Although it’s a nice and very systematic solution, I couldn’t resist blogging about an already existing alternative solution for this problem:
Over the past few days, I spent some time implementing a typed bytes Python module in C. It’s probably not quite ready for production use yet, and it still falls back to the pure python module for floats, but it seems to work fine and already leads to substantial speedups.
For example, the Python program
from typedbytes import Output Output(open("test.tb", "wb")).writes(xrange(10**7))
needs 18.8 secs to finish on this laptop, whereas it requires only 0.9 secs after replacing typedbytes with ctypedbytes.
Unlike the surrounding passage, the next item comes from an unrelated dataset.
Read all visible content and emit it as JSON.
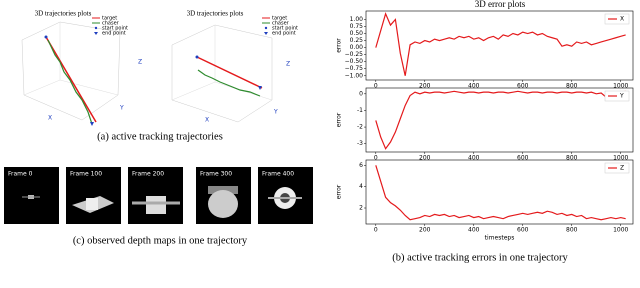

Similarly, the running time for
from typedbytes import Input for item in Input(open("test.tb", "rb")).reads(): pass
can be reduced from 22.9 to merely 1.7 secs by using ctypedbytes instead of typedbytes.
Obviously, Dumbo programs can benefit from this faster typed bytes module as well, but the gains probably won’t be as spectacular as for the simple test programs above. To give it a go, make sure you’re using the latest version of Dumbo, build an egg for the ctypedbytes module, and add the following option to your start command:
-libegg <path to ctypedbytes egg>
From what I’ve seen so far, this can speed up Dumbo programs by 30%, which definitely makes it worth the effort if you ask me. In fact, the Dumbo program would now probably beat the Java program in the benchmark discussed here, but, unfortunately, this wouldn’t be a very fair comparison. Johan recently made me aware of the fact that it’s better to avoid Java’s split() method for strings when you don’t need regular expression support, and using a combination of substring() and indexOf() instead seems to make the Java program about 40% faster. So we’re not quite as fast as Java yet, but at least the gap got narrowed down some more.